A dark blur moved between them — one of Lanastha’s shadow knights, appearing as if from nowhere. His black-gloved hand caught the attacker’s wrist mid-thrust, wrenching the dagger away with a snap of bone. Another knight stepped from the crowd, sword already at the boy’s throat.
Screams erupted as people scattered from the square. The Duchess held Ezekiel against her side, face calm but eyes blazing with fury.
“Alive,” she ordered, her voice suddenly cold enough to freeze water. “I want him alive.”
The knights dragged the whimpering youth away while Rue stood guard over Ezekiel, checking him quickly for injuries.
“You’re fine. You’re fine,” Rue muttered, though his jaw was tight. “Stay behind me. We’re leaving.”

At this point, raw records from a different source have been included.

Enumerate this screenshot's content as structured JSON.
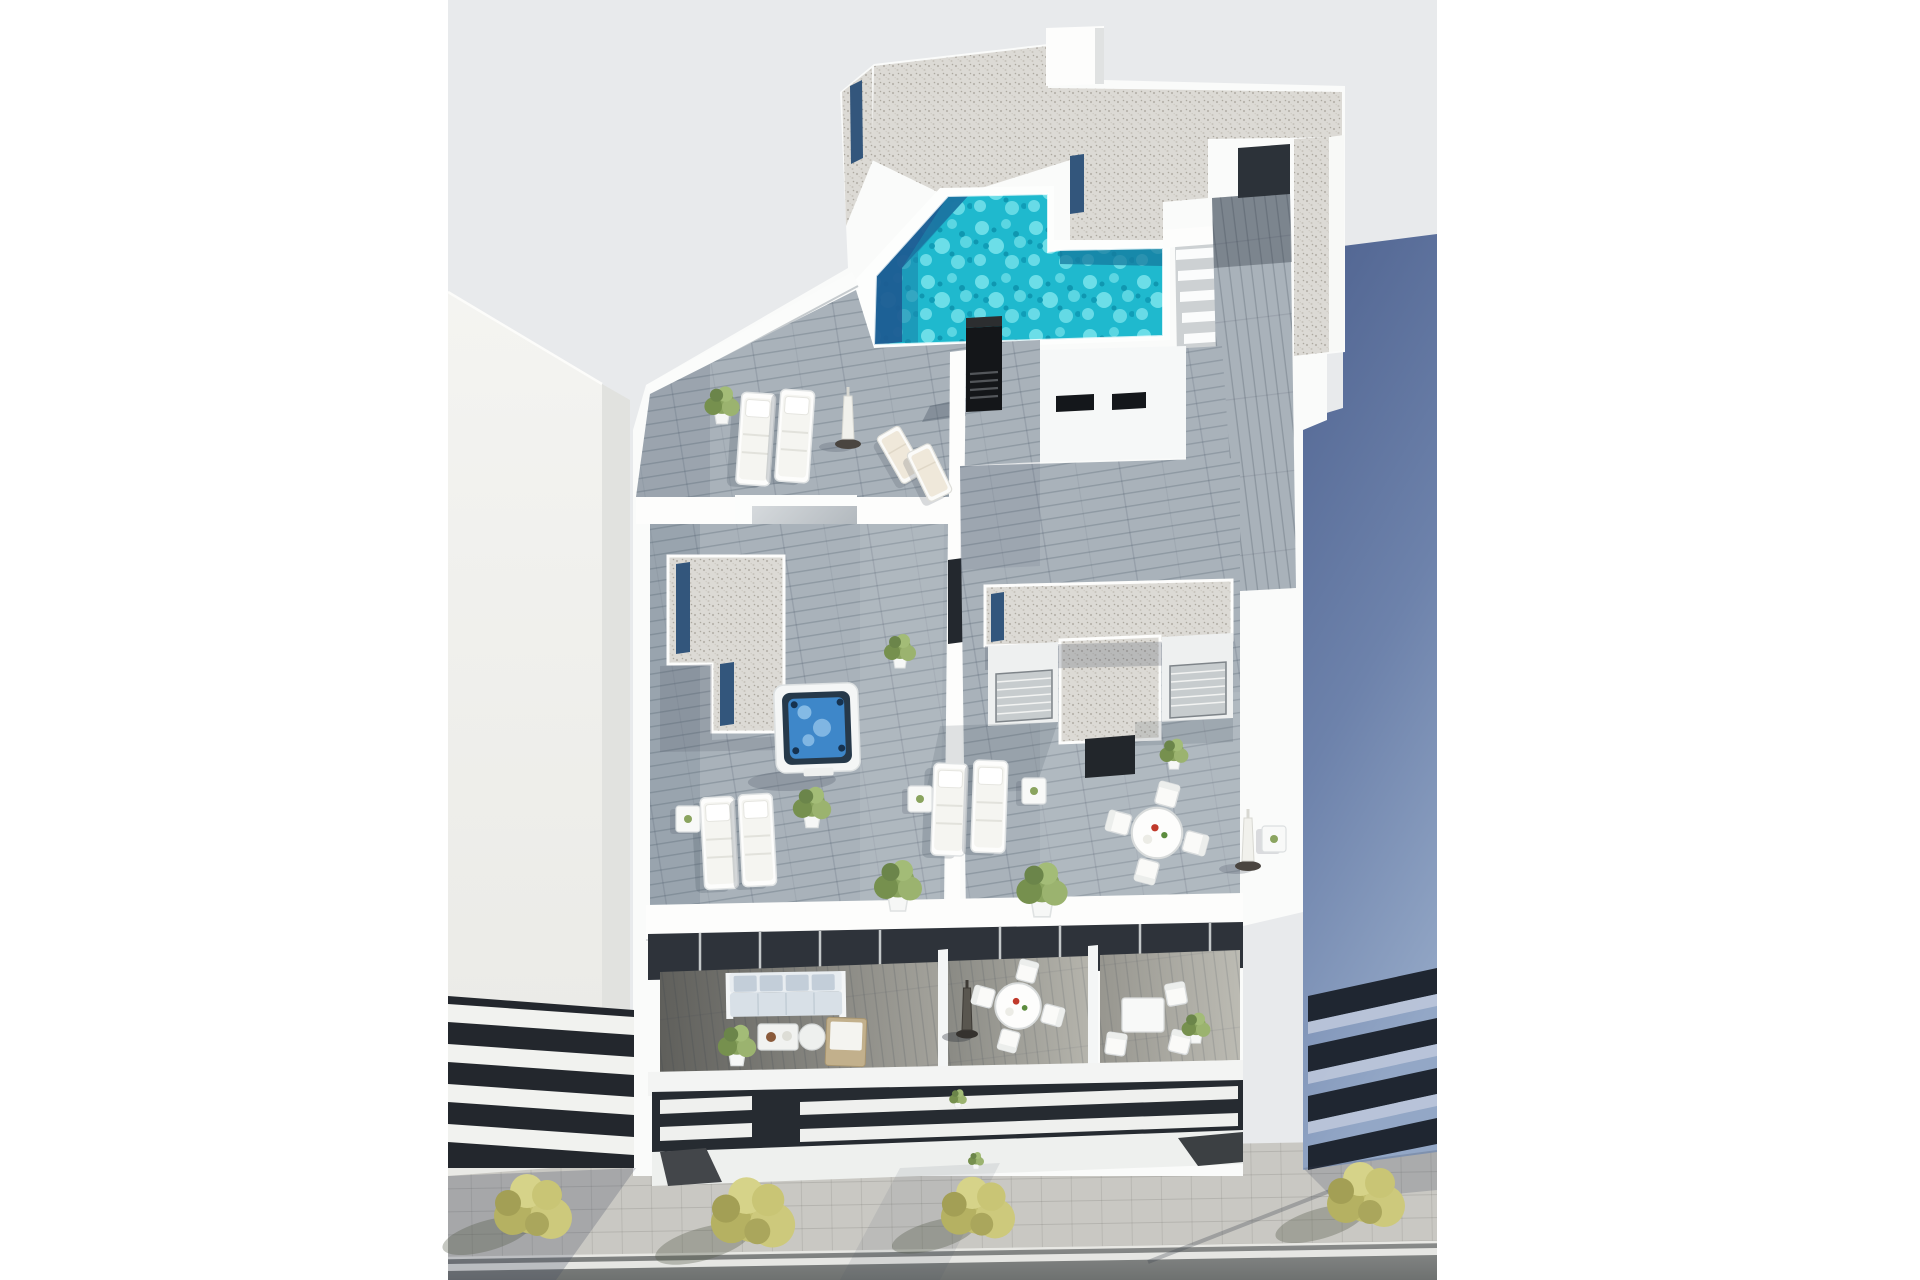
{
  "meta": {
    "type": "architectural-3d-render",
    "view": "high-angle aerial view",
    "subject": "modern white apartment building rooftop with swimming pool, terraces and street"
  },
  "palette": {
    "pageBg": "#ffffff",
    "photoBg": "#e8eaec",
    "wall": "#fafbfa",
    "wallBright": "#fdfdfc",
    "wallShade": "#e7e9e9",
    "wallDark": "#dfe1e0",
    "deck": "#a9b2ba",
    "deckDark": "#64635e",
    "water": "#1fb9ce",
    "waterDeep": "#157a9e",
    "navy": "#1e5c92",
    "glassNavy": "#33567c",
    "gravel": "#dcdad5",
    "towerTop": "#50648f",
    "towerBottom": "#93a7c6",
    "bandDark": "#1f2631",
    "bandLight": "#bcc7da",
    "road": "#7e807f",
    "sidewalk": "#c9c8c3",
    "laneLine": "#efefeb",
    "treeOlive": "#c3bf6f",
    "glazing": "#2e333a",
    "sofaCushion": "#c3ced9",
    "chimney": "#141619",
    "jacuzziWater": "#3e87c9",
    "slatDark": "#262b31",
    "slatWhite": "#eff0ee"
  },
  "scene": {
    "rooftop": {
      "pool": {
        "shape": "irregular-l",
        "finish": "turquoise water with deep navy shadow edge"
      },
      "jacuzzi_count": 1,
      "sun_lounger_count": 6,
      "deck_chair_count": 2,
      "parasol_count": 3,
      "dining_set_count": 2,
      "gravel_roof_decks": 4,
      "stair_flights": 1,
      "chimney_count": 1
    },
    "facade": {
      "terraces": 3,
      "sofa_sets": 1,
      "round_dining_sets": 1,
      "bistro_sets": 1,
      "louver_balcony_rows": 2
    },
    "street": {
      "trees": 4,
      "sidewalk": true,
      "road": true,
      "lane_line": true
    },
    "neighbors": {
      "left": "light concrete building with louvered balconies",
      "right": "blue-grey tower with ribbon window bands"
    }
  },
  "placements": {
    "trees": [
      {
        "x": 533,
        "y": 1208,
        "s": 1.0
      },
      {
        "x": 753,
        "y": 1214,
        "s": 1.08
      },
      {
        "x": 978,
        "y": 1209,
        "s": 0.95
      },
      {
        "x": 1366,
        "y": 1196,
        "s": 1.0
      }
    ],
    "loungers": [
      {
        "x": 742,
        "y": 392,
        "r": 4
      },
      {
        "x": 781,
        "y": 389,
        "r": 4
      },
      {
        "x": 700,
        "y": 798,
        "r": -3
      },
      {
        "x": 738,
        "y": 795,
        "r": -3
      },
      {
        "x": 934,
        "y": 763,
        "r": 2
      },
      {
        "x": 974,
        "y": 760,
        "r": 2
      }
    ],
    "deck_chairs": [
      {
        "x": 876,
        "y": 438,
        "r": -30
      },
      {
        "x": 906,
        "y": 454,
        "r": -26
      }
    ],
    "parasols": [
      {
        "x": 848,
        "y": 444,
        "v": "light"
      },
      {
        "x": 1248,
        "y": 866,
        "v": "light"
      },
      {
        "x": 967,
        "y": 1034,
        "v": "dark"
      }
    ],
    "side_tables": [
      {
        "x": 676,
        "y": 806
      },
      {
        "x": 908,
        "y": 786
      },
      {
        "x": 1022,
        "y": 778
      },
      {
        "x": 1262,
        "y": 826
      }
    ],
    "bushes": [
      {
        "x": 722,
        "y": 404,
        "s": 1.1
      },
      {
        "x": 812,
        "y": 806,
        "s": 1.2
      },
      {
        "x": 900,
        "y": 650,
        "s": 1.0
      },
      {
        "x": 1174,
        "y": 753,
        "s": 0.9
      },
      {
        "x": 898,
        "y": 884,
        "s": 1.5
      },
      {
        "x": 1042,
        "y": 888,
        "s": 1.6
      },
      {
        "x": 737,
        "y": 1044,
        "s": 1.2
      },
      {
        "x": 1196,
        "y": 1027,
        "s": 0.9
      },
      {
        "x": 958,
        "y": 1098,
        "s": 0.55
      },
      {
        "x": 976,
        "y": 1160,
        "s": 0.5
      }
    ],
    "dining_sets": [
      {
        "x": 1157,
        "y": 833,
        "s": 1.05
      },
      {
        "x": 1018,
        "y": 1006,
        "s": 0.95
      }
    ]
  }
}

Ezekiel’s heart pounded. The boy’s eyes:
desperate, terrified
Burned in his memory. This wasn’t just a thief. He’d tried to kill him.
They returned to the manor under heavy escort. Ezekiel expected Lanastha to be furious, cold, sharp as ever. What he didn’t expect was the look on her face when she saw him step out of the carriage.
For the first time since he’d met her, her composure broke.
Her crimson eyes widened. Her breath caught audibly.
“Ezekiel.” She crossed the courtyard in three strides, hands gripping his shoulders as if to confirm he was real. “Are you hurt? Did he touch you?”
“I’m fine,” Ezekiel said quickly, still shocked. “The knights stopped him.”
Her hands stayed on his shoulders a moment longer than necessary. For a heartbeat, her mask slipped completely concern, distress, and something dangerously close to fear etched across her face.
Then it was gone. She straightened, voice cool again. “Good. Take him to his rooms,” she ordered Rue. “I’ll deal with the rest.”
As they walked inside, Ezekiel glanced back once. Lanastha was still standing in the courtyard, fists clenched so tightly her knuckles had gone white.
She looked less like the Witch of Bonaventura… and more like a mother terrified of losing her son.